Yusuf Mulia, SH salah satu profesi Jaksa yang juga warga Cempaka Putih Timur berpandangan, Lurah Zulkifli seharusnya peka terhadap hal-hal yang berkaitan di wilayah “kekuasaannya”. Lurah juga harus mengayomi masyarakat. Jadi kalo ada sebagian besar warga bergejolak, ya harus mencari tahu mengapa bergejolak dan kalo memang benar, ya harus memberi dukungan.


Tanpa mendapatkan izin dari warga setempat, perusahaan Gregitan Dinamika tetap mendapatkan surat izin. Hayo tebak kenapa bisa mendapatkan izin?

Tambah Yusuf, jika dilihat dari UU Nomor 9 Tahun 2001 Tentang Ijin Mendirikan banguan (IMB), proyek SPBU ini tak layak dalam lingkup peninjauan klinis maupun lingkungan hidup. Seperti kita ketahui, dalam lingkup luas perijinan, banyak melibatkan sector, mulai dari Sarana Perkotaan, BPHLD, Deperindag, P2B, maupun Migas. Sungguh aneh jika Lurah justru memberikan izin (no izin proyek ini 00993/P-IMB/P/CP/2/2010) tertanggal 3 September 2010. Inilah yang menjadi pertanyaan besar. Yusuf mendesak agar Pemerintah Daerah Provinsi DKI menunda serta mengkaji ulang proyek SPBU ini hingga Departemen Migas mengeluarkan izin.

Pagi itu, ketika demo berlangsung, saya menepikan mobil dekat lokasi pembangunan SPBU. Saya berniat untuk merealisasikan keinginan saya membantu warga yang menolak, karena saya pun juga tidak setuju dengan pembangunan SPBU ini. Bukan saya tidak mendapat “jatah preman” atau tidak masuk dalam lingkaran kolusi pembangunan ini sehingga ikut menolak, tetapi buat saya SPBU tersebut memang patut dihentikan pembangunannya.

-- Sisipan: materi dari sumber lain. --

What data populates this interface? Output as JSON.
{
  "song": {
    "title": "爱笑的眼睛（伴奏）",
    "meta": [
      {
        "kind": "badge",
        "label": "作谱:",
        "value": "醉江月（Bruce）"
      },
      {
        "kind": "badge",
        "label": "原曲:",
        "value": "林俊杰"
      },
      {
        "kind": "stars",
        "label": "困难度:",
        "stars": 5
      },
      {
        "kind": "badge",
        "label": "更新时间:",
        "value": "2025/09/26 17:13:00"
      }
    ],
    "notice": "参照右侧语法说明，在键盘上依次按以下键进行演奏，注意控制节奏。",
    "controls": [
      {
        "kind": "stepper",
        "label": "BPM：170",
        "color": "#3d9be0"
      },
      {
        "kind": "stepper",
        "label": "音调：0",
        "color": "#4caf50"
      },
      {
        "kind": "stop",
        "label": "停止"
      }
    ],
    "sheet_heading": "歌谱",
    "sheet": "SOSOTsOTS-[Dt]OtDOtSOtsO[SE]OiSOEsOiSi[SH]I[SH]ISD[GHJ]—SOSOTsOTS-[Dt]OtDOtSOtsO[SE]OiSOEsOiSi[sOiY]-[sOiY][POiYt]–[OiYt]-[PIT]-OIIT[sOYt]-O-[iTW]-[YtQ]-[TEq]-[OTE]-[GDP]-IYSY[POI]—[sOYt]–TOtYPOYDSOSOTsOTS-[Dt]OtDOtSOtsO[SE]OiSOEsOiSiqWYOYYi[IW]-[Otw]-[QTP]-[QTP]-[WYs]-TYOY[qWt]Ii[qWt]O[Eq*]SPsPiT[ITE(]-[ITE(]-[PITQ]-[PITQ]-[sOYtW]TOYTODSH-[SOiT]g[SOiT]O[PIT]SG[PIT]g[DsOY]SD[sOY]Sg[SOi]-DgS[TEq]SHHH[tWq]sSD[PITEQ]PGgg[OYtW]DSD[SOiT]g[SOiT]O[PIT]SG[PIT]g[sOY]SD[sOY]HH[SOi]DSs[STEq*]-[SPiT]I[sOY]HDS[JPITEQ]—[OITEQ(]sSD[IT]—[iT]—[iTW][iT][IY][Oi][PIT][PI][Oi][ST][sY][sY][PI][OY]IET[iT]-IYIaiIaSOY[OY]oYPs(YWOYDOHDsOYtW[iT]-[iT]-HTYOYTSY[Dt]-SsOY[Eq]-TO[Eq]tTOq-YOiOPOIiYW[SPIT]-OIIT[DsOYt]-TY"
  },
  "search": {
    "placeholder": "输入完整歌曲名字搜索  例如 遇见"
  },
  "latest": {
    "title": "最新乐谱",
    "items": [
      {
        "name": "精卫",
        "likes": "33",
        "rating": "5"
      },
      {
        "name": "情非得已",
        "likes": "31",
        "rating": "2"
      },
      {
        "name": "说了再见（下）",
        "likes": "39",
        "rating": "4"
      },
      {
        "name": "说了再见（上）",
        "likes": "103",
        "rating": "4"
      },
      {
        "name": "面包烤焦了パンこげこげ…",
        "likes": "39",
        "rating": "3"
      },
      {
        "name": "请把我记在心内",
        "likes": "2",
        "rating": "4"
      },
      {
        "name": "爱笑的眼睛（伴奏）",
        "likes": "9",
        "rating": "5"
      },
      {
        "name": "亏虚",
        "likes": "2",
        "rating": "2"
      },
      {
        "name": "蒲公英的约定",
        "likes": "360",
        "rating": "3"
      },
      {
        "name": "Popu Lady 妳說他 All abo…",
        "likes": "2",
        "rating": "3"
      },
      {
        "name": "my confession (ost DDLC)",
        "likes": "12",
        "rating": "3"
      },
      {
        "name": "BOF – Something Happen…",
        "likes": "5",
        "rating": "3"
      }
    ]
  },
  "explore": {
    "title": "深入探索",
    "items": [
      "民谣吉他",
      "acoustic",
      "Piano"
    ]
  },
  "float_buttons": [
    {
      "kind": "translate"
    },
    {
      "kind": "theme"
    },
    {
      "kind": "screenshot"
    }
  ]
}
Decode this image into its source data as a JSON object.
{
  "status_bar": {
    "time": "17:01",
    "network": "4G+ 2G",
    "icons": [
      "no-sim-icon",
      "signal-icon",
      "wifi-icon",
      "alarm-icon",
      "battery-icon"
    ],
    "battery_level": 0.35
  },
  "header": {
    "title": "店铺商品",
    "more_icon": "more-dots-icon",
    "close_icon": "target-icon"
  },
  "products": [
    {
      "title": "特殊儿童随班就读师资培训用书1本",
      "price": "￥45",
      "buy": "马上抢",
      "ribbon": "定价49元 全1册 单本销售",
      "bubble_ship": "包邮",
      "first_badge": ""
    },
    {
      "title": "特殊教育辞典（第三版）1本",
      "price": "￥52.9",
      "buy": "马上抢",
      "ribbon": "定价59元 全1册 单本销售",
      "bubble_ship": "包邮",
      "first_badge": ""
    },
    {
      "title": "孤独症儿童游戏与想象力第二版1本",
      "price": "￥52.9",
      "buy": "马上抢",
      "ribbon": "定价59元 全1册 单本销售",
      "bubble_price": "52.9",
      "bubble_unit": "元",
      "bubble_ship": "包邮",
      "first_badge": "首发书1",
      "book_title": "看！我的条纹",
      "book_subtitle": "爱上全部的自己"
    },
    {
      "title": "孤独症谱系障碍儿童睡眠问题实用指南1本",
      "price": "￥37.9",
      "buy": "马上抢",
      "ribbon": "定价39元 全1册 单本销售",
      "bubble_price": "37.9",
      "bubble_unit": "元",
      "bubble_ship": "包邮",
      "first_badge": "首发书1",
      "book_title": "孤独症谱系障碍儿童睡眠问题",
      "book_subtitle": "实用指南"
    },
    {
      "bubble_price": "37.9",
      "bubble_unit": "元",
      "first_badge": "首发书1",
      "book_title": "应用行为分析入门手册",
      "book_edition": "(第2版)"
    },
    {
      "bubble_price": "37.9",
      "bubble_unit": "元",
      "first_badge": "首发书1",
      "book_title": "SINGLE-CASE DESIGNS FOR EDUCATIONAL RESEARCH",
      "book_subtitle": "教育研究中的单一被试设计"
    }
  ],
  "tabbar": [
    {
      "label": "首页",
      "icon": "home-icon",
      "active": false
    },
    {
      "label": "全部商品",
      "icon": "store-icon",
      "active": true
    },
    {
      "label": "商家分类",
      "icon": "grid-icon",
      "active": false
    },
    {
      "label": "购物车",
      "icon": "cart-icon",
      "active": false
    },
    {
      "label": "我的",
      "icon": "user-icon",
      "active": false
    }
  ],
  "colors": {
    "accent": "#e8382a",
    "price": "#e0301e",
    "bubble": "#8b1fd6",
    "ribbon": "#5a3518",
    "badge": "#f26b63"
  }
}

Saya kemudian menghampiri rumah Ketua RW 08, Chaidir yang kebetulan tak jauh dari SPBU itu. Di salah satu pintu masuknya, ada spanduk bertuliskan NO SPBU. Ketika saya menghampiri rumahnya, dua mobil polisi masih berada di sekitar area proyek SPBU. Saya juga melihat beberapa polisi masih siaga di pos Siskamling yang ada di situ.

“Kami akan menlanjutkan demo ini hari Senin (maksudnya 20 Desember 2010),” ujar Chaidir yang menerima saya pagi itu di teras rumahnya.